If Joan in that moment had remembered the Irishman tearing bricks from the fireplace in a spasm of histrionic zeal, she might have distrusted the steadiness of his level, kindly glance. She might have guessed that again he was reckless and on his mettle. But she did not remember.

"Romance and mystery," said Kenny, lighting a cigarette and smiling at her through a cloud of smoke, "were always the death of me. My fancy's wayward and romantic. Afterward your will-of-the-wisp charm held me oddly. You kept yourself apart and precious. And I was always pursuing. It was provocative--and unfamiliar. And then came Samhain, the--the summer-ending." There was an odd note in his voice. "I faced a new experience. I had gone over the usual duration of my madness and I thought," he smiled, "I thought I was loving you for good. But--"

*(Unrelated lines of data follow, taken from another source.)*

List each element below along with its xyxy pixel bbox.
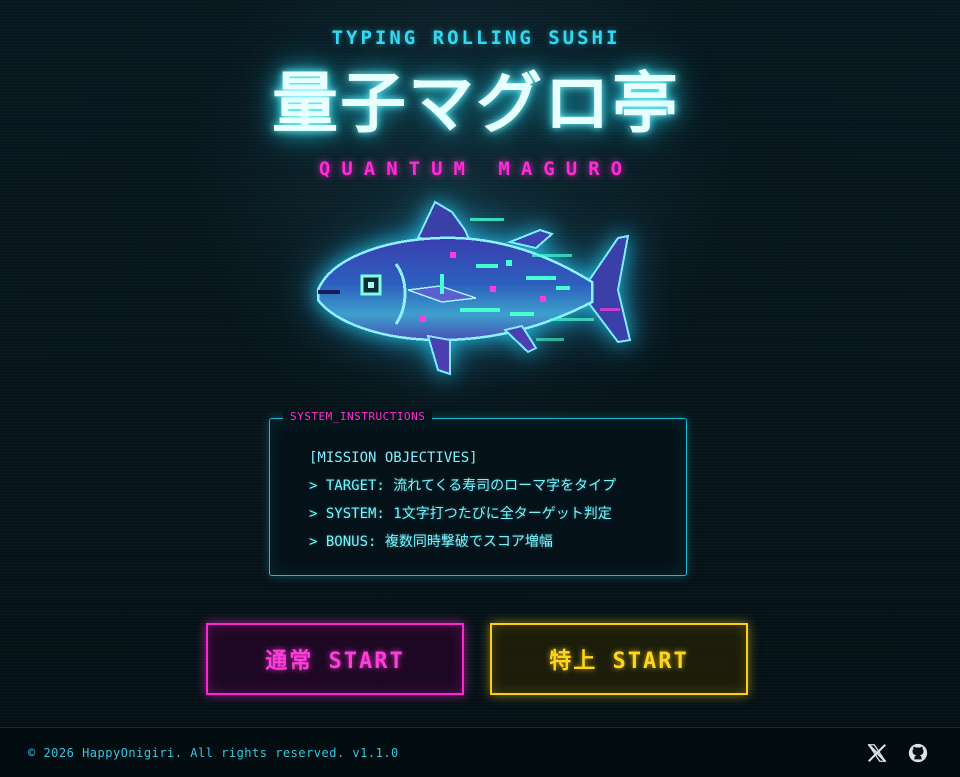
special-start-button[interactable]: 特上 START [490, 623, 748, 695]
game-title-en: QUANTUM MAGURO [318, 158, 634, 180]
title-screen: TYPING ROLLING SUSHI 量子マグロ亭 QUANTUM MAGU… [0, 0, 960, 777]
github-icon[interactable] [907, 742, 929, 764]
game-subtitle: TYPING ROLLING SUSHI [331, 27, 621, 49]
quantum-tuna-image [300, 190, 650, 390]
instruction-target: > TARGET: 流れてくる寿司のローマ字をタイプ [309, 478, 617, 494]
game-title-jp: 量子マグロ亭 [272, 65, 680, 142]
x-logo-icon[interactable] [866, 742, 888, 764]
normal-start-button[interactable]: 通常 START [206, 623, 464, 695]
instructions-text: [MISSION OBJECTIVES] > TARGET: 流れてくる寿司のロ… [309, 444, 616, 556]
mission-heading: [MISSION OBJECTIVES] [309, 450, 478, 466]
panel-tag: SYSTEM_INSTRUCTIONS [283, 410, 433, 423]
footer: © 2026 HappyOnigiri. All rights reserved… [0, 727, 960, 777]
instruction-bonus: > BONUS: 複数同時撃破でスコア増幅 [309, 534, 553, 550]
copyright-text: © 2026 HappyOnigiri. All rights reserved… [28, 746, 399, 760]
system-instructions-panel: SYSTEM_INSTRUCTIONS [MISSION OBJECTIVES]… [269, 410, 687, 576]
instruction-system: > SYSTEM: 1文字打つたびに全ターゲット判定 [309, 506, 612, 522]
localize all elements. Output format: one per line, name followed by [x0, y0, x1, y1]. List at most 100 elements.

Her dark eyes stared at him, wistful and yet in the moment of her hope a shade reproachful.

"And--your love--did not last, Kenny?" It was a forlorn little voice, for all its unmistakable note of rejoicing. How very young she was--and childlike!

"It--did--not--last!" said Kenny deliberately. "It never does with me.

I should have known it. I love you sincerely, girleen. I always shall. But I love you as I would have loved--my daughter."

"Your daughter! Kenny, why then did you speak so of the flood of Killarney?"

"I was testing you. You can see for yourself. I could not honorably tell you this, dear, if you still cared."

"But I do care," cried Joan, flinging out her hands with a gesture of appeal. "I love you so much, Kenny, that it hurts."

"But not in the way you love Brian."

"No."

"And that, mavourneen, is as it should be."

He told her of the stage mother. Let the lie go with the castle he had built upon it. And he would begin afresh.